Contract details to verify
| Area | What to verify | Source URL | Accessed | Safe candidate wording |
|---|---|---|---|---|
| Codex file discovery | Which AGENTS.md files Codex reads and how later, closer files affect earlier guidance. | https://developers.openai.com/codex/guides/agents-md | 2026-07-14 | “Codex uses its documented AGENTS.md discovery order; closer project files can override earlier guidance.” |
| Claude Code instruction files | Whether Claude Code reads CLAUDE.md, and how teams can connect it to AGENTS.md. | https://code.claude.com/docs/en/memory | 2026-07-14 | “Claude Code uses CLAUDE.md; a repository can import AGENTS.md into that file when teams want shared guidance.” |
| GitHub Copilot instruction types | Which repository-wide, path-specific, and agent instruction files Copilot documents. | https://docs.github.com/en/copilot/how-tos/copilot-on-github/customize-copilot/add-custom-instructions/add-repository-instructions | 2026-07-14 | “Copilot can use repository custom instructions, path-specific instructions, and agent instruction files according to GitHub’s documented rules.” |
| Conflict handling | Whether the tool docs define the exact conflict your repository has. | https://developers.openai.com/codex/guides/agents-md | 2026-07-14 | “If the exact conflict is not documented, record a team decision instead of guessing.” |
Reader next step
Compare the workflow against Start with CometAPI .
FAQ
Should every coding agent use the same instruction file?
Not always.

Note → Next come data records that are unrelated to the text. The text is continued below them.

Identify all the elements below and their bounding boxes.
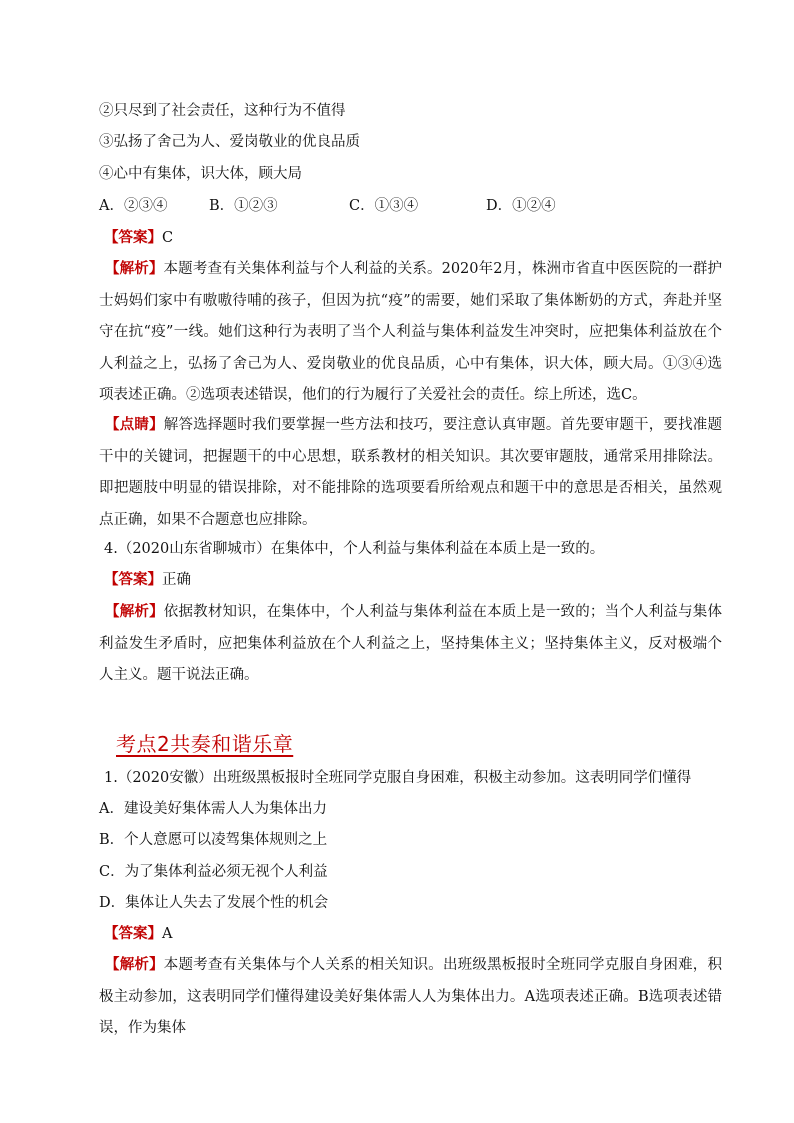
q3-choice-b: B．①②③ xyxy=(209,198,278,214)
answer-tag: 【答案】 xyxy=(104,571,162,588)
q3-choices xyxy=(99,196,556,216)
s2q1-choice-d: D．集体让人失去了发展个性的机会 xyxy=(99,895,329,911)
tip-tag: 【点睛】 xyxy=(105,416,164,433)
answer-value: C xyxy=(162,230,174,246)
s2q1-choice-a: A．建设美好集体需人人为集体出力 xyxy=(99,801,327,817)
analysis-tag: 【解析】 xyxy=(105,603,164,620)
analysis-tag: 【解析】 xyxy=(105,956,164,973)
q3-tip xyxy=(99,409,722,536)
q3-choice-a: A．②③④ xyxy=(99,198,168,214)
q3-analysis xyxy=(99,253,722,412)
answer-value: A xyxy=(162,926,173,942)
s2q1-answer xyxy=(104,924,172,944)
q3-option-4: ④心中有集体，识大体，顾大局 xyxy=(99,166,302,182)
section-heading: 考点2共奏和谐乐章 xyxy=(116,732,294,756)
analysis-text: 本题考查有关集体利益与个人利益的关系。2020年2月，株洲市省直中医医院的一群护士妈妈们家中有嗷嗷待哺的孩子，但因为抗“疫”的需要，她们采取了集体断奶的方式，奔赴并坚守在抗“疫”一线。她们这种行为表明了当个人利益与集体利益发生冲突时，应把集体利益放在个人利益之上，弘扬了舍己为人、爱岗敬业的优良品质，心中有集体，识大体，顾大局。①③④选项表述正确。②选项表述错误，他们的行为履行了关爱社会的责任。综上所述，选C。 xyxy=(99,261,723,403)
s2q1-choice-c: C．为了集体利益必须无视个人利益 xyxy=(99,864,328,880)
analysis-tag: 【解析】 xyxy=(105,260,164,277)
q3-option-2: ②只尽到了社会责任，这种行为不值得 xyxy=(99,103,346,119)
s2q1-stem: 1.（2020安徽）出班级黑板报时全班同学克服自身困难，积极主动参加。这表明同学们懂得 xyxy=(104,770,692,786)
tip-text: 解答选择题时我们要掌握一些方法和技巧，要注意认真审题。首先要审题干，要找准题干中的关键词，把握题干的中心思想，联系教材的相关知识。其次要审题肢，通常采用排除法。即把题肢中明显的错误排除，对不能排除的选项要看所给观点和题干中的意思是否相关，虽然观点正确，如果不合题意也应排除。 xyxy=(99,417,722,528)
s2q1-analysis xyxy=(99,949,722,1045)
q4-stem: 4.（2020山东省聊城市）在集体中，个人利益与集体利益在本质上是一致的。 xyxy=(104,541,605,557)
q3-choice-c: C．①③④ xyxy=(349,198,419,214)
q3-option-3: ③弘扬了舍己为人、爱岗敬业的优良品质 xyxy=(99,134,360,150)
s2q1-choice-b: B．个人意愿可以凌驾集体规则之上 xyxy=(99,832,328,848)
q3-answer xyxy=(104,228,173,248)
answer-value: 正确 xyxy=(162,572,191,588)
analysis-text: 本题考查有关集体与个人关系的相关知识。出班级黑板报时全班同学克服自身困难，积极主动参加，这表明同学们懂得建设美好集体需人人为集体出力。A选项表述正确。B选项表述错误，作为集体 xyxy=(99,957,722,1036)
analysis-text: 依据教材知识，在集体中，个人利益与集体利益在本质上是一致的；当个人利益与集体利益发生矛盾时，应把集体利益放在个人利益之上，坚持集体主义；坚持集体主义，反对极端个人主义。题干说法正确。 xyxy=(99,604,722,683)
q3-choice-d: D．①②④ xyxy=(486,198,556,214)
q4-analysis xyxy=(99,596,722,692)
answer-tag: 【答案】 xyxy=(104,229,162,246)
answer-tag: 【答案】 xyxy=(104,925,162,942)
q4-answer xyxy=(104,570,191,590)
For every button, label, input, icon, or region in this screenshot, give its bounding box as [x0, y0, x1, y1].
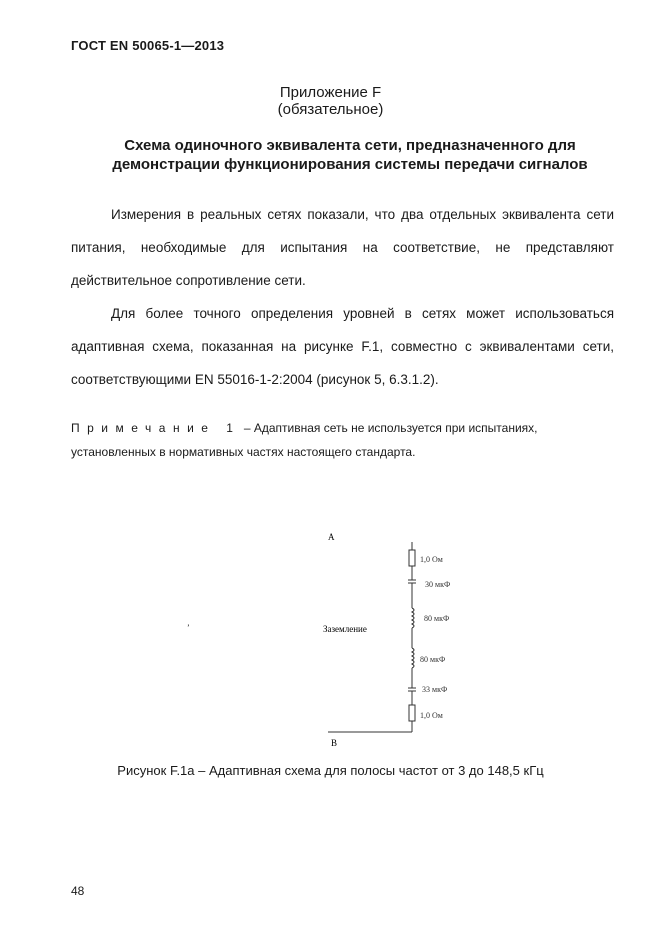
node-a-label: A: [328, 532, 335, 542]
node-b-label: B: [331, 738, 338, 748]
resistor-2-symbol: [409, 705, 415, 721]
appendix-status: (обязательное): [277, 101, 384, 118]
body-paragraph-1: [71, 198, 614, 297]
inductor-1-symbol: [412, 608, 414, 628]
capacitor-2-label: 33 мкФ: [422, 685, 448, 694]
inductor-2-symbol: [412, 648, 414, 668]
note-text-line2: установленных в нормативных частях настоящего стандарта.: [71, 445, 416, 459]
ground-label: Заземление: [323, 624, 367, 634]
inductor-1-label: 80 мкФ: [424, 614, 450, 623]
appendix-heading-line2: демонстрации функционирования системы передачи сигналов: [112, 156, 588, 173]
resistor-1-symbol: [409, 550, 415, 566]
inductor-2-label: 80 мкФ: [420, 655, 446, 664]
resistor-2-label: 1,0 Ом: [420, 711, 443, 720]
note-text: – Адаптивная сеть не используется при испытаниях,: [243, 421, 538, 435]
capacitor-1-label: 30 мкФ: [425, 580, 451, 589]
figure-caption: Рисунок F.1а – Адаптивная схема для полосы частот от 3 до 148,5 кГц: [117, 763, 544, 778]
circuit-diagram: [0, 520, 661, 755]
resistor-1-label: 1,0 Ом: [420, 555, 443, 564]
appendix-title: Приложение F: [279, 84, 382, 101]
circuit-wiring: [328, 542, 416, 732]
document-header: ГОСТ EN 50065-1—2013: [71, 38, 225, 53]
body-paragraph-2: [71, 297, 614, 396]
appendix-heading: [80, 136, 620, 174]
page-number: 48: [71, 884, 85, 898]
appendix-heading-line1: Схема одиночного эквивалента сети, предназначенного для: [124, 137, 576, 154]
note-label: Примечание 1: [71, 421, 241, 435]
stray-mark: ʼ: [187, 623, 190, 632]
paragraph-1-text: Измерения в реальных сетях показали, что два отдельных эквивалента сети питания, необходимые для испытания на соответствие, не представляют действительное сопротивление сети.: [71, 207, 614, 288]
paragraph-2-text: Для более точного определения уровней в сетях может использоваться адаптивная схема, показанная на рисунке F.1, совместно с эквивалентами сети, соответствующими EN 55016-1-2:2004 (рисунок 5, 6.3.1.2).: [71, 306, 614, 387]
note-block: [71, 416, 614, 464]
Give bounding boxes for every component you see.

A shared file can reduce drift, but each tool documents different loading behavior. Use a shared source only when the active tool supports it directly or through an explicit import.
Is AGENTS.md always higher priority than CLAUDE.md?
No. Priority depends on the active tool. Codex documents AGENTS.md discovery. Claude Code documents CLAUDE.md and describes importing AGENTS.md when a repository already uses it.
What should a team do when two instruction files disagree?
First decide which tool is running. Then apply that tool’s documented scope and order. If the conflict affects security, deployment, secrets, or account state, stop and capture a written decision before making changes.
Can a smoke test prove how every agent will behave?
No. It can only verify the observed repository setup, tool, and request path. Keep the result scoped to what was actually checked.